Сестра Эмануэль с благодарностью взглянула на аббатису, и так же быстро ее лицо приняло обычное выражение величавого спокойствия.

– Вы хотели поговорить со мной, – напомнила Элевайз.

– Да, аббатиса. – Сестра Эмануэль оглядела комнату и, заметив еще одну работавшую там монахиню, едва заметным жестом показала ей, что они отлучатся. Монахиня понимающе кивнула. Эмануэль продолжила: – Сестра позаботится обо всем. Мы могли бы выйти и присесть снаружи, аббатиса?

– Как вам угодно.

Сестра Эмануэль подвела аббатису к скамейке, где они сидели накануне. Потом, удобно устроившись, заговорила:

– Эта девушка, Эсиллт, отсутствовала. – Сестра остановилась, как будто до сих пор не была уверена, должна ли она рассказать аббатисе о странном поведении Эсиллт. Потом продолжила: – Я хорошо понимаю, что я… мы… не можем контролировать ее приходы и уходы за исключением часов работы, но… – Она замолчала.

– Но она отсутствует и тогда, когда должна работать, – закончила Элевайз вместо нее. Да. Вероятно, именно этим и объясняется испачканное покрывало, которое не привели в порядок достаточно быстро.

Сестра Эмануэль поспешно кивнула.

– Да.

– Она сейчас здесь? – спросила Элевайз.

Лицо сестры Эмануэль выдавало внутреннюю борьбу.

– Ну… аббатиса, я совершенно уверена, что-то задержало ее, и очень скоро она вернется. Я убеждена, когда она появится, будет работать с удвоенной энергией, чтобы наверстать упущенное.

– Я понимаю. – Элевайз усиленно размышляла. Как она хорошо знала, Эсиллт была подарком Небес для преданной своему делу и чрезвычайно загруженной сестры Эмануэль, и аббатиса понимала борьбу в душе сестры. Если об отсутствии Эсиллт стало бы известно, это вполне могло бы повлечь за собой наказание девушки. С одной стороны, сестра Эмануэль боялась потерять свою лучшую помощницу, но с другой – не могла позволить Эсиллт и дальше пренебрегать правилами, что на деле означало бы: дому для престарелых все равно придется обходиться без нее.

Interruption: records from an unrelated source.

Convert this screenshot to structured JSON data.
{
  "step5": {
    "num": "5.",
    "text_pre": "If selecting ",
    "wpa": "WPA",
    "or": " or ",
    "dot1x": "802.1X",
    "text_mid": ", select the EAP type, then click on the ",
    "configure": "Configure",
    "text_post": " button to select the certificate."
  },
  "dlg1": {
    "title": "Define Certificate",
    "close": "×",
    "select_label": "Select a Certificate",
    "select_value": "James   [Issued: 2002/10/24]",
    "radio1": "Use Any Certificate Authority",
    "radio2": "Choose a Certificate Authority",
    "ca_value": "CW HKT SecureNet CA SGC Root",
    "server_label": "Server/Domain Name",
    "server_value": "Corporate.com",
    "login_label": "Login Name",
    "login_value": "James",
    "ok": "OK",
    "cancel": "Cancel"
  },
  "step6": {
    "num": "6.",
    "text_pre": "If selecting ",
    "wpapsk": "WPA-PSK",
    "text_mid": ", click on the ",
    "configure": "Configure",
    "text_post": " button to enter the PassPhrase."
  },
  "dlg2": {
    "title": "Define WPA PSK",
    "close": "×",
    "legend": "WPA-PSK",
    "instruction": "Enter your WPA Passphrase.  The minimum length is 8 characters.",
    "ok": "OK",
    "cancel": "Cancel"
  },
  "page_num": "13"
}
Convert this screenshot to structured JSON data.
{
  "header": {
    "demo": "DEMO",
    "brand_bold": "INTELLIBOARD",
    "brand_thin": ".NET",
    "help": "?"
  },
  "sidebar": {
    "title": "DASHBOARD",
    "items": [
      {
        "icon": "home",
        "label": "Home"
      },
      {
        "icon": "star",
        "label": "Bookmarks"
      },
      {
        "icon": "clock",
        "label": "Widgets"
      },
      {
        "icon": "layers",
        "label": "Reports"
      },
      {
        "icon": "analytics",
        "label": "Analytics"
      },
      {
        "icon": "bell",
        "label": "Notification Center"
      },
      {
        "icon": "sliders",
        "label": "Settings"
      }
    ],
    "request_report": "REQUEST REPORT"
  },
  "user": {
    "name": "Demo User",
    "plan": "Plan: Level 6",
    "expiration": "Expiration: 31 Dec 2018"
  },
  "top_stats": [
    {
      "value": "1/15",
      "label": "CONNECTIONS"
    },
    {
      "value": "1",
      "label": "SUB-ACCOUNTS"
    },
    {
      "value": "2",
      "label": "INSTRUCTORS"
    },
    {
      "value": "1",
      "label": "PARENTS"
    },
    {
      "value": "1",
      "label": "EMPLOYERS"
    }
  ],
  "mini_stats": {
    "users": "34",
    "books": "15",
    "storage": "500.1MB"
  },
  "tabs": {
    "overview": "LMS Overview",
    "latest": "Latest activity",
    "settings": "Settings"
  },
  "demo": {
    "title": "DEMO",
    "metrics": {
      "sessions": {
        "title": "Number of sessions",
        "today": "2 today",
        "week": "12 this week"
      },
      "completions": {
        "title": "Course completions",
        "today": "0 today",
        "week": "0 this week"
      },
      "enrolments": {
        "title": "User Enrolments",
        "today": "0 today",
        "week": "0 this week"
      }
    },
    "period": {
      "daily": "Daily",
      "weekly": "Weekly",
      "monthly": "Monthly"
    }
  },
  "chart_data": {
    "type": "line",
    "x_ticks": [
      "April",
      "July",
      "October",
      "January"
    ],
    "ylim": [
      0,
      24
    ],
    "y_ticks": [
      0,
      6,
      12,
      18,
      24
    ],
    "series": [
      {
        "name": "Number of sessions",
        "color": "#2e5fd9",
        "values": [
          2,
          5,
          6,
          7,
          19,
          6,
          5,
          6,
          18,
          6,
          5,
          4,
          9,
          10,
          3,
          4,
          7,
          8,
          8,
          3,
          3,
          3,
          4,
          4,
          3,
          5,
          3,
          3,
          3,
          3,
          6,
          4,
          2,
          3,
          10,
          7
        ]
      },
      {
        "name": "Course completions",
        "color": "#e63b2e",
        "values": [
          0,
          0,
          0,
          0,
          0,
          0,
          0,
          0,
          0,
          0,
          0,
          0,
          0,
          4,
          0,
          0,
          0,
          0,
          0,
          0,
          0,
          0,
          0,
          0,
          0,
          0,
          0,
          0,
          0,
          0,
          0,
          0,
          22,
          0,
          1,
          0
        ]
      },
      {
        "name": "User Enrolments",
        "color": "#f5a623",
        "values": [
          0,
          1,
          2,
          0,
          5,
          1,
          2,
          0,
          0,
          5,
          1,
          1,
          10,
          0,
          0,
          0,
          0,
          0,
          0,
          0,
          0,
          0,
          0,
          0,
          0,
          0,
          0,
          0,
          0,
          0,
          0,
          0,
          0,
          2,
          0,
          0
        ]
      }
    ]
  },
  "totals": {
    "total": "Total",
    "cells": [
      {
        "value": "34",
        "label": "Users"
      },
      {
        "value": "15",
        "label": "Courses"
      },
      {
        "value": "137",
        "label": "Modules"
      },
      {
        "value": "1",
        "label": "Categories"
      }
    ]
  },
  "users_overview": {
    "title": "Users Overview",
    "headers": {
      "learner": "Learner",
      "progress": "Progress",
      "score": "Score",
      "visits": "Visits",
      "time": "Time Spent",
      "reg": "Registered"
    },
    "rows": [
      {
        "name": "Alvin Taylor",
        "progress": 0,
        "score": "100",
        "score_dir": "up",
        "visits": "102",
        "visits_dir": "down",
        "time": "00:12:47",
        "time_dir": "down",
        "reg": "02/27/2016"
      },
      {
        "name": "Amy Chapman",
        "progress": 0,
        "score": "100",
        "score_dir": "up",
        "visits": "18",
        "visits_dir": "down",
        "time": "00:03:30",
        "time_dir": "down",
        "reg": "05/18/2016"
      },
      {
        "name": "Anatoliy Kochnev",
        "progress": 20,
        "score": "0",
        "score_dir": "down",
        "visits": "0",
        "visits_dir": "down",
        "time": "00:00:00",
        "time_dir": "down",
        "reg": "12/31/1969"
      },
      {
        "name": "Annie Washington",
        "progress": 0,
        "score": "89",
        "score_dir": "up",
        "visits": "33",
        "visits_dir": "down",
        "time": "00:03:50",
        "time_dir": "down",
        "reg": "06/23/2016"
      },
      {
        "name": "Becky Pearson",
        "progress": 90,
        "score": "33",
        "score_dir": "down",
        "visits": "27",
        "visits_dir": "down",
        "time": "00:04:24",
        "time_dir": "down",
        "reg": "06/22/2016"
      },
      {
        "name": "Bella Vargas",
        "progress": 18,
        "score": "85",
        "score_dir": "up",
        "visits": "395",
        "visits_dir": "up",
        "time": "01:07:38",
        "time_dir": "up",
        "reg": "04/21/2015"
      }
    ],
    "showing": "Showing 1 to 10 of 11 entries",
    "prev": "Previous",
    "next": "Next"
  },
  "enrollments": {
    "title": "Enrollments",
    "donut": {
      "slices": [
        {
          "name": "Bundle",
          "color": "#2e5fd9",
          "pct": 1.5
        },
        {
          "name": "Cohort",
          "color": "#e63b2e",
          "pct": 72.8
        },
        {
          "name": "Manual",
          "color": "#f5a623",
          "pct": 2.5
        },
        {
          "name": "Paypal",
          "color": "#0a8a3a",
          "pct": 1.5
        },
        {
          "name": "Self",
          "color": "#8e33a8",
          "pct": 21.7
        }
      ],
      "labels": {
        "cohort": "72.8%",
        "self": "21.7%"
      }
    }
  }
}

Элевайз осторожно заговорила:

– Сестра, когда Эсиллт вернется, не будете ли вы так любезны сразу прислать ее ко мне? Я не хочу присваивать себе ваши полномочия – здесь вы полностью отвечаете за все, и тем не менее, может быть, вы позволите мне вмешаться в это дело?

– С радостью! – ответила сестра Эмануэль. – Но, аббатиса, вы… – Она тотчас умолкла. Ей, самой послушной из монахинь, была совершенно чужда привычка задавать вопросы настоятельнице.

Понимая это, Элевайз спокойно проговорила:

– Я, кажется, догадываюсь, в чем тут причина, сестра Эмануэль.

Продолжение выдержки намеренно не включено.